Lastly were the prefabricated units, which are intended to be easily mass-produced and transportable by truck and used on under-utilized land in Los Angeles, such as land that is yet to be developed. There would be an agreement, like a land lease, and then the units could be moved to a new location when development starts.
“It’s wonderful because it utilizes empty vacant land that otherwise is just sitting there,” Craft said. “Why not come up with a creative solution so that human beings have a place to sleep?”
On the rise
Homelessness has increased across Los Angeles County, but shelters are limited. For this reason, the county estimates 70 percent of the homeless are unsheltered, meaning they sleep on the streets or in tents.
In the San Fernando Valley alone, there are roughly 5,000 homeless people with only 900 beds to sleep in, Craft said.

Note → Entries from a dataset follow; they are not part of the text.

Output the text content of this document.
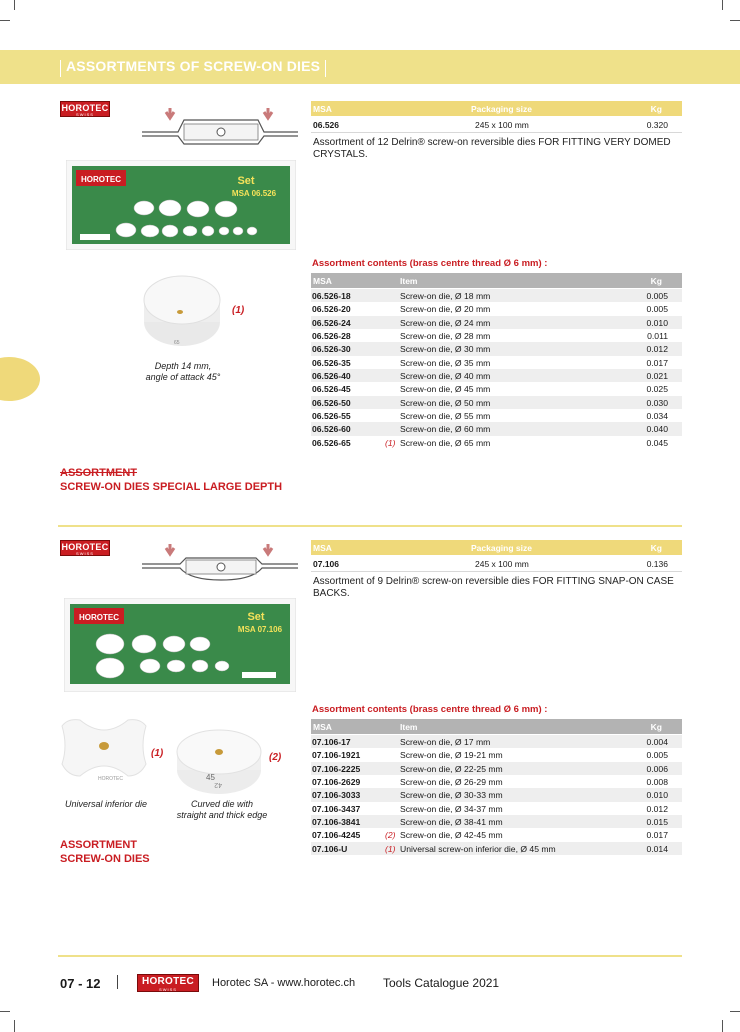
ASSORTMENTS OF SCREW-ON DIES
HOROTEC
SWISS
HOROTEC	Set
MSA 06.526
65
(1)
Depth 14 mm,
angle of attack 45°
MSA	Packaging size	Kg
06.526	245 x 100 mm	0.320
Assortment of 12 Delrin® screw-on reversible dies FOR FITTING VERY DOMED CRYSTALS.
Assortment contents (brass centre thread Ø 6 mm) :
MSA	Item	Kg
06.526-18	Screw-on die, Ø 18 mm	0.005
06.526-20	Screw-on die, Ø 20 mm	0.005
06.526-24	Screw-on die, Ø 24 mm	0.010
06.526-28	Screw-on die, Ø 28 mm	0.011
06.526-30	Screw-on die, Ø 30 mm	0.012
06.526-35	Screw-on die, Ø 35 mm	0.017
06.526-40	Screw-on die, Ø 40 mm	0.021
06.526-45	Screw-on die, Ø 45 mm	0.025
06.526-50	Screw-on die, Ø 50 mm	0.030
06.526-55	Screw-on die, Ø 55 mm	0.034
06.526-60	Screw-on die, Ø 60 mm	0.040
06.526-65	(1) Screw-on die, Ø 65 mm	0.045
ASSORTMENT
SCREW-ON DIES SPECIAL LARGE DEPTH
HOROTEC
SWISS
HOROTEC	Set
MSA 07.106
HOROTEC
(1)
45
42
(2)
Universal inferior die	Curved die with
straight and thick edge
MSA	Packaging size	Kg
07.106	245 x 100 mm	0.136
Assortment of 9 Delrin® screw-on reversible dies FOR FITTING SNAP-ON CASE BACKS.
Assortment contents (brass centre thread Ø 6 mm) :
MSA	Item	Kg
07.106-17	Screw-on die, Ø 17 mm	0.004
07.106-1921	Screw-on die, Ø 19-21 mm	0.005
07.106-2225	Screw-on die, Ø 22-25 mm	0.006
07.106-2629	Screw-on die, Ø 26-29 mm	0.008
07.106-3033	Screw-on die, Ø 30-33 mm	0.010
07.106-3437	Screw-on die, Ø 34-37 mm	0.012
07.106-3841	Screw-on die, Ø 38-41 mm	0.015
07.106-4245	(2) Screw-on die, Ø 42-45 mm	0.017
07.106-U	(1) Universal screw-on inferior die, Ø 45 mm	0.014
ASSORTMENT
SCREW-ON DIES
07 - 12	HOROTEC
SWISS
Horotec SA - www.horotec.ch Tools Catalogue 2021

The city of Los Angeles doesn’t require a conditional use permit for shelters of 30 beds or less, eliminating the need for community hearings, which means the shelter concept could be easily replicated and quickly, Mitchell said. The units would be pre-certified by the city.

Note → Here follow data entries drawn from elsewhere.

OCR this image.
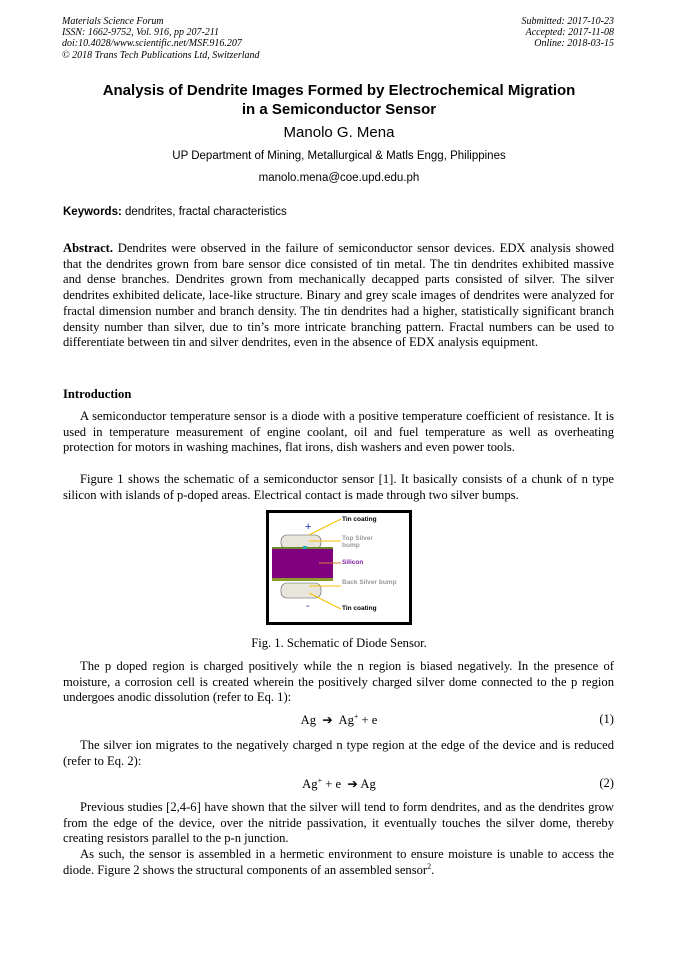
Materials Science Forum
ISSN: 1662-9752, Vol. 916, pp 207-211
doi:10.4028/www.scientific.net/MSF.916.207
© 2018 Trans Tech Publications Ltd, Switzerland
Submitted: 2017-10-23
Accepted: 2017-11-08
Online: 2018-03-15
Analysis of Dendrite Images Formed by Electrochemical Migration
in a Semiconductor Sensor
Manolo G. Mena
UP Department of Mining, Metallurgical & Matls Engg, Philippines
manolo.mena@coe.upd.edu.ph
Keywords: dendrites, fractal characteristics
Abstract. Dendrites were observed in the failure of semiconductor sensor devices. EDX analysis showed that the dendrites grown from bare sensor dice consisted of tin metal. The tin dendrites exhibited massive and dense branches. Dendrites grown from mechanically decapped parts consisted of silver. The silver dendrites exhibited delicate, lace-like structure. Binary and grey scale images of dendrites were analyzed for fractal dimension number and branch density. The tin dendrites had a higher, statistically significant branch density number than silver, due to tin’s more intricate branching pattern. Fractal numbers can be used to differentiate between tin and silver dendrites, even in the absence of EDX analysis equipment.
Introduction
A semiconductor temperature sensor is a diode with a positive temperature coefficient of resistance. It is used in temperature measurement of engine coolant, oil and fuel temperature as well as overheating protection for motors in washing machines, flat irons, dish washers and even power tools.
Figure 1 shows the schematic of a semiconductor sensor [1]. It basically consists of a chunk of n type silicon with islands of p-doped areas. Electrical contact is made through two silver bumps.
+
-
Tin coating
Top Silver bump
Silicon
Back Silver bump
Tin coating
Fig. 1. Schematic of Diode Sensor.
The p doped region is charged positively while the n region is biased negatively. In the presence of moisture, a corrosion cell is created wherein the positively charged silver dome connected to the p region undergoes anodic dissolution (refer to Eq. 1):
Ag ➔ Ag+ + e	(1)
The silver ion migrates to the negatively charged n type region at the edge of the device and is reduced (refer to Eq. 2):
Ag+ + e  ➔ Ag	(2)
Previous studies [2,4-6] have shown that the silver will tend to form dendrites, and as the dendrites grow from the edge of the device, over the nitride passivation, it eventually touches the silver dome, thereby creating resistors parallel to the p-n junction.
As such, the sensor is assembled in a hermetic environment to ensure moisture is unable to access the diode. Figure 2 shows the structural components of an assembled sensor$^2$.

The students have taken the reigns, scouting for land for the Valley shelter, finding a spot in Canoga Park. Right now, the nonprofit is looking to raise funds to negotiate the land lease and build the units, which Borges estimates would cost around $25,000 each.
For Borges, leading this class is a source of pride. Her brother, Daren, was homeless in Northern California, living off and on the streets for roughly 20 years. He died a couple years ago at the age of 42.
She hopes students realize their potential to help society with their work.
“With doctors, you take an oath to help everyone and I think as architects we should take a similar pledge,” Borges said. “We have the ability to create housing, create shelter — typically we do that for the most fortunate among us, rather than the least.”
On Dec. 7, the class is presenting a prototype of the units they propose for Hope of the Valley. They invited Midnight Mission, Downtown Women’s Center, Skid Row Housing Trust and the city’s Department of Building and Safety with the hope that one day, the units can be all over Los Angeles.